Ce type. Il se promène dans les ruelles du quartier avec un bac à recyclage sur roulettes. Un gros bac vert qu’il a probablement emprunté quelque part et qu’il a oublié de remettre. Un de ces bacs comme on en voit dans les municipalités de la couronne de Montréal. J’en ai un semblable au chalet. Tu fous tes bouteilles, plastique ou verre, cartons et autres papiers dedans et au bout de la semaine, tu vas porter le truc au chemin. Un camion passe, vide ta crap et te remet ton bac. C’est comme ça que ça se passe partout au Québec. Ça fait maintenant partie de nos habitudes de vie.
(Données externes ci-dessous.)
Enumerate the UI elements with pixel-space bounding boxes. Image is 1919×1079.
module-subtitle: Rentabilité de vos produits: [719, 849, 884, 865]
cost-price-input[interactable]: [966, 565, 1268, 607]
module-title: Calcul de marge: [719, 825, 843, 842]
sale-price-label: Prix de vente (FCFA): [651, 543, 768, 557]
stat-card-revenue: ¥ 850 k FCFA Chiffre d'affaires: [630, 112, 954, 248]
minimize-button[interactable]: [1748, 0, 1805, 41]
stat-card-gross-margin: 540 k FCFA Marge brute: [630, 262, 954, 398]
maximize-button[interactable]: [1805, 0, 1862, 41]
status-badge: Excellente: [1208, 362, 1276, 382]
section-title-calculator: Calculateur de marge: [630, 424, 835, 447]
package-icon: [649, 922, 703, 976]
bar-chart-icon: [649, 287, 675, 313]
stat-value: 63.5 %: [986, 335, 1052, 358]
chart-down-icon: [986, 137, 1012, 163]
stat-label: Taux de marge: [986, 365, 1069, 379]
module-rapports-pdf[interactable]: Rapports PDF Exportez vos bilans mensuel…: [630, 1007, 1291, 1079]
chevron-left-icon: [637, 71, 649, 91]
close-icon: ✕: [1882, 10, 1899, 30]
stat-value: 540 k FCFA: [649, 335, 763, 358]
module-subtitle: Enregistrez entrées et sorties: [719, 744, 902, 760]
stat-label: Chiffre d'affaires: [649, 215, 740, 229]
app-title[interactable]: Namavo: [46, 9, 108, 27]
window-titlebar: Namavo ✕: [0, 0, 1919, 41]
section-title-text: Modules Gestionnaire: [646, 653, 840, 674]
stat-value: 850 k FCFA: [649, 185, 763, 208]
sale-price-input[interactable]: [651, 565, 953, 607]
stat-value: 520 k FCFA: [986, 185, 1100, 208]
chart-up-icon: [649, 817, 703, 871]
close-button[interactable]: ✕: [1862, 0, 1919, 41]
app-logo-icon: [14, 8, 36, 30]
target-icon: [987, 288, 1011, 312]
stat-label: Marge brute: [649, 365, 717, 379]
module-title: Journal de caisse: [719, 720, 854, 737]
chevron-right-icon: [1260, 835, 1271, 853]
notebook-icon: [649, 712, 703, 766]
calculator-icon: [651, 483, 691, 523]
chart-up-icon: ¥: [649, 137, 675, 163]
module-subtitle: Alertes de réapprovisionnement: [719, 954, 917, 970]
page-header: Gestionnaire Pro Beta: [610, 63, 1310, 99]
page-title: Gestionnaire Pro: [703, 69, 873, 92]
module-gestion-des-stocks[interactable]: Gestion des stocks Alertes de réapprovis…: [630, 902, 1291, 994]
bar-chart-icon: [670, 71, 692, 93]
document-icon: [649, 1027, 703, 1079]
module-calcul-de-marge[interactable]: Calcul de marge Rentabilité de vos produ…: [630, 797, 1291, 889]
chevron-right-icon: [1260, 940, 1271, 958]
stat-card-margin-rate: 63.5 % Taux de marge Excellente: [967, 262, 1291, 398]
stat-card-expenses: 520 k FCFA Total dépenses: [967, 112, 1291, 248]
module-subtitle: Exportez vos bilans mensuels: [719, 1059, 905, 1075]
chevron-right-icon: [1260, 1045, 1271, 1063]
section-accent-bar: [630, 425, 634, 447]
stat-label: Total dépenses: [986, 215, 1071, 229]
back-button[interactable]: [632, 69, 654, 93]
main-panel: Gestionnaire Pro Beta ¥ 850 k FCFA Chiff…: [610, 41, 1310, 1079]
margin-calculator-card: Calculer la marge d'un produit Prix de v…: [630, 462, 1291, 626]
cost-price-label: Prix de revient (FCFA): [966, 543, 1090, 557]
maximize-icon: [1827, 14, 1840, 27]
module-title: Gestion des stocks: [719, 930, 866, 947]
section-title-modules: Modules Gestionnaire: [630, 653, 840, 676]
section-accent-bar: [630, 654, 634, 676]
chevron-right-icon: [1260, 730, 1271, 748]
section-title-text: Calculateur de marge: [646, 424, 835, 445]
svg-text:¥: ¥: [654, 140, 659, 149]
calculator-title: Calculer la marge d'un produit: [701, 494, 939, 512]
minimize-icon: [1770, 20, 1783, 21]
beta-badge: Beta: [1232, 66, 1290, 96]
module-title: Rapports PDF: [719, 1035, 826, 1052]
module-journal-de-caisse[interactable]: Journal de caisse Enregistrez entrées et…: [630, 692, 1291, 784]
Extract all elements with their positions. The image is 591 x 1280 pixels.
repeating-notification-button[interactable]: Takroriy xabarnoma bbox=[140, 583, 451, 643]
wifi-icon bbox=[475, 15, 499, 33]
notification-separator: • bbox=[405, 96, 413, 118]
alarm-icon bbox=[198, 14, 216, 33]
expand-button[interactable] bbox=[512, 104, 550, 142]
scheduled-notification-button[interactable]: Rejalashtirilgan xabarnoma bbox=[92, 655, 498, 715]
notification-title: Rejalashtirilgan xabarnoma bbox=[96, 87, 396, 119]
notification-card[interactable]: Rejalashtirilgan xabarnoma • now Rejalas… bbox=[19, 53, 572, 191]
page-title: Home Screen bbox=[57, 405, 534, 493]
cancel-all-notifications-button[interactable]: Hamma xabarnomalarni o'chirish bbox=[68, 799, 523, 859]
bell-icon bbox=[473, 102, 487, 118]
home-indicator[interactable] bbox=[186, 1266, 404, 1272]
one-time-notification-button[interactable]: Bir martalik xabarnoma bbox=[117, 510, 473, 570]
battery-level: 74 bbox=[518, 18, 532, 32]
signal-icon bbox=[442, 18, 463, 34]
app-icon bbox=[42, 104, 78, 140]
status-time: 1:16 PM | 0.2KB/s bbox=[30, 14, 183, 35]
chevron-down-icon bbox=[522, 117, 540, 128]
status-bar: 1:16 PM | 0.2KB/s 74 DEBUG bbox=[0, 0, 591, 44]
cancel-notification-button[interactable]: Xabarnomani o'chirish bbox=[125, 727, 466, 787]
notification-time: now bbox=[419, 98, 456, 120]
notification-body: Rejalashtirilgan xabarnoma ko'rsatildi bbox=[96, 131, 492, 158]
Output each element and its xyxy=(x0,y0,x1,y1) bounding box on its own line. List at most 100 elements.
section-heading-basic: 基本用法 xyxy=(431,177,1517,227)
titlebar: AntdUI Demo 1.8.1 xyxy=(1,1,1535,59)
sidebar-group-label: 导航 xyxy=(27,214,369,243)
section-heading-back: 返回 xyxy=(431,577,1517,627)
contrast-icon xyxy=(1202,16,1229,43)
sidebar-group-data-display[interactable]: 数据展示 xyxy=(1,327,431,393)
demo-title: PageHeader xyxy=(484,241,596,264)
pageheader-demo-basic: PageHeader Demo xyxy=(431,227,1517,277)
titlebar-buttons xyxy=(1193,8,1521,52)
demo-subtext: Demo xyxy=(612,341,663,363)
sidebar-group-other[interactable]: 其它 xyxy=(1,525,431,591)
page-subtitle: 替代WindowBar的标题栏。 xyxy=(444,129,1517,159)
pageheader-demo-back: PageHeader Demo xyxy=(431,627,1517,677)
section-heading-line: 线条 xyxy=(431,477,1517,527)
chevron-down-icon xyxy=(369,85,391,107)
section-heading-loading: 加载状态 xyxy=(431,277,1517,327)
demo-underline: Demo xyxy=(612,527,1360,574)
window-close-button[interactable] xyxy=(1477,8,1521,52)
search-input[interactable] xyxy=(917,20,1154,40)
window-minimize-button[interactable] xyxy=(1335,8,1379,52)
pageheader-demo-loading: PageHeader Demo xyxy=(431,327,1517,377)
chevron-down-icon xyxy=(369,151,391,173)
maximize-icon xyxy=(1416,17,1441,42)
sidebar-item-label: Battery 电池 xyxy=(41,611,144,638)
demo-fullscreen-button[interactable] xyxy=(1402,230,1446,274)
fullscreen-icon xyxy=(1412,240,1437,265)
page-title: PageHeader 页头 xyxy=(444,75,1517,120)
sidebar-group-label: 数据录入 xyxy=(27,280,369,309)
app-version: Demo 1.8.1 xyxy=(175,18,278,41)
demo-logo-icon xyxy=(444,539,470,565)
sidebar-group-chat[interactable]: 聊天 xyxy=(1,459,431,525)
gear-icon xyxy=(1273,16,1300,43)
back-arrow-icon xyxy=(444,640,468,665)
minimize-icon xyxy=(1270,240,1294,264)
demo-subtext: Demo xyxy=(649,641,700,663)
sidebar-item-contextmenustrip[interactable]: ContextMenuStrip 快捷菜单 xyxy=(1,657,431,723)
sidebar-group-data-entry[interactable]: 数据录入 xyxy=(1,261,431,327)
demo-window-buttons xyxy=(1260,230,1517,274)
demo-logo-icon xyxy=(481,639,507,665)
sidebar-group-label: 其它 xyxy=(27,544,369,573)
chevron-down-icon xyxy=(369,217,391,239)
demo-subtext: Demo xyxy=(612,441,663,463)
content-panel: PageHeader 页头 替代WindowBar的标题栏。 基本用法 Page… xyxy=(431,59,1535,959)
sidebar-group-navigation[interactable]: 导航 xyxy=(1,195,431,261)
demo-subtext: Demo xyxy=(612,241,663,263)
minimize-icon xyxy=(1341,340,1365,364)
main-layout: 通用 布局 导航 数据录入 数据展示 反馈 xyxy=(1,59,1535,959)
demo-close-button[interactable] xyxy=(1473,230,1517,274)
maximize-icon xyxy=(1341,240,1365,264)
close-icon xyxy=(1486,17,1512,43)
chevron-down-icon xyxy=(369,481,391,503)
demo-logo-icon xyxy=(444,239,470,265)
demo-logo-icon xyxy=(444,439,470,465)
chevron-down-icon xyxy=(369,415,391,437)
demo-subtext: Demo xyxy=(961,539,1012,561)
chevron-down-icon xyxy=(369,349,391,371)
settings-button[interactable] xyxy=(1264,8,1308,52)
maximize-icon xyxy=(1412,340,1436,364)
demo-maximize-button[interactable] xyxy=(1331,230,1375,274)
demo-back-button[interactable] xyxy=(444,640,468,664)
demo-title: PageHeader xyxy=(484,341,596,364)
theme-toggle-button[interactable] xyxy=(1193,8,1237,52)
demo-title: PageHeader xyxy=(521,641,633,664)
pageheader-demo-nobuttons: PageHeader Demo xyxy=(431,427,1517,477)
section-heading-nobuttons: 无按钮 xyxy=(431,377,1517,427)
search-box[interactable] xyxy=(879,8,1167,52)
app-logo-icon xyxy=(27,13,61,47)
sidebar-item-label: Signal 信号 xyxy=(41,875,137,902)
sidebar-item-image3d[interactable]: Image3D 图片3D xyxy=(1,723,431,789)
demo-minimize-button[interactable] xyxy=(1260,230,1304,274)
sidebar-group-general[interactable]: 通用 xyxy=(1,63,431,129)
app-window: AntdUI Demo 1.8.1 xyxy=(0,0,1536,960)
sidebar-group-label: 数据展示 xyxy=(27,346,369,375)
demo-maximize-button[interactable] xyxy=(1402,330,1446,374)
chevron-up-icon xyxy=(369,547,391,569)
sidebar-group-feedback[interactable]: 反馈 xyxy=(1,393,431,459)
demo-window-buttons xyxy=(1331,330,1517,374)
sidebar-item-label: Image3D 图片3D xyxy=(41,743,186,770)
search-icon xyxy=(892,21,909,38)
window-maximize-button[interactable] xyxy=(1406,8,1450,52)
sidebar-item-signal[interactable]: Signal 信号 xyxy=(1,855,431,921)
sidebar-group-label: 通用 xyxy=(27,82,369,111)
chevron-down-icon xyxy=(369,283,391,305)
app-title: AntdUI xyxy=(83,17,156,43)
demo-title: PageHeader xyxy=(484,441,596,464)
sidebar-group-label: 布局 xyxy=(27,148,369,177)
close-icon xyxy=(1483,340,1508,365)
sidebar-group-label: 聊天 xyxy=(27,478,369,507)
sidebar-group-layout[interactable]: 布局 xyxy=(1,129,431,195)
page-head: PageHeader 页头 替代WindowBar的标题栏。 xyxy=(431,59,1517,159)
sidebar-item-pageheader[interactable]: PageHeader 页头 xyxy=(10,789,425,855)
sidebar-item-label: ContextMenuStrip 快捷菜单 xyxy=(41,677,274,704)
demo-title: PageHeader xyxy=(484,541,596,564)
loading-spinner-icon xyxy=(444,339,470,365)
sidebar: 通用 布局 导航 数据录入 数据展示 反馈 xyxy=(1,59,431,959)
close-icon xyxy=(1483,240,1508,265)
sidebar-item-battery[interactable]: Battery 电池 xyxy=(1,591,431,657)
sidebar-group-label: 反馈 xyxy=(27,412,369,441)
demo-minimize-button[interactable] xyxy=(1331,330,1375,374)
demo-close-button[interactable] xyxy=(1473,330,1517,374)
Mais si j’écrivais à mon double, un double de 20 ans qui serait encore figé en 1983, faudrait quand même tout lui expliquer parce que bon, le recyclage, ç’a été un changement rapide dans nos vies.
Mais je m’égare. Revenons à mon promeneur des ruelles. Le mec, il se promène dans les ruelles avec son gros bac à roulettes.
Il cherche des bouteilles vides qu’il va ensuite déposer au dépanneur ou à l’épicerie en échange du montant de la consigne.
10¢ les petits formats et 20 ¢ les gros.
Tout le monde le connaît dans le quartier. N’est pas méchant. N’est pas fou, mais bon, n’est pas non plus tout à fait connecté avec cette société. À deux doigts de la marginalité et à quelques pas de l’itinérance. N’en est pas encore là, mais à le voir et à l’entendre parler surtout, on devine que ça pourrait très bien arriver tôt ou tard. Suffirait d’une légère malchance dans sa vie, un coup dur, une subite et substantielle augmentation de loyer par exemple.
Il parle avec un accent traînant, un peu comme un enfant qui se serait fait gronder et qui voudrait se faire pardonner. Ça fait comme «as-tu des viiiiiiiiiiides?».
Des «viiiiiiiiiides», c’est des bouteilles vides.
On aura compris, mais bon, des fois que vous seriez un peu sur le snooze.
Au début, il ne faisait que ramasser les bouteilles qu’il trouvait ici et là lors de ses randonnées. Dans les poubelles, dans les bacs à recyclage, dans les parcs.
Puis, petit à petit et à force de nous croiser et de nous parler, il s’est peu à peu monté une clientèle personnelle chez qui il va directement cogner aux portes en leur demandant s’ils ont des «viiiiiiiiides».
Et puis voilà quoi, comme un commis voyageur, il a son territoire et ses clients. Ne se fait plus chier à plonger ses mains dans les poubelles. Il ramasse tes viiiiiiiiides, t’aide à te débarrasser de ta collection galopante, te nettoie ton quotidien. Comme un laitier du temps jadis, mais à l’envers. Au lieu de t’apporter des bouteilles pleines, c’est toi qui lui refiles tes bouteilles vides que tu lui laisses sur le pas de ta porte.
Il fait ça discrètement, à la tombée du jour, entre chien et loup sans te déranger. Comme une ombre avant la nuit. Très professionnel le mec.
Mais parfois, comme hier soir par exemple, quand tu oublies de déposer tes vides, il apparaît de nulle part et passe la tête devant le moustiquaire de ta porte arrière et sans que tu ne l’aies entendu venir, il te lance «as-tu des viiiiiiiiiiides?»
À chaque fois, tu fais un saut du tabarnak avant de réaliser que ce n’est que ton commis voyageur qui fait sa tournée.
Ma voisine, celle aux tomates, elle n’aime pas trop. Faut dire qu’elle vient de passer quelques mois à vivre seule dans son logement et que si moi, grand gaillard de sexe masculin, musclé là où ça ne compte pas (coudes, genoux, épaule droite) ça me fait faire des crises cardiaques à chaque fois, j’imagine pas la trouille que ça lui donne. Mais bon, il n’est pas méchant. Un peu simplet peut-être.
Je le trouve drôle. Attachant même. L’un de ces anonymes discrets qui font le charme des grandes villes. Sans histoire, mais coloré. Héros marginal qui pimente le quotidien.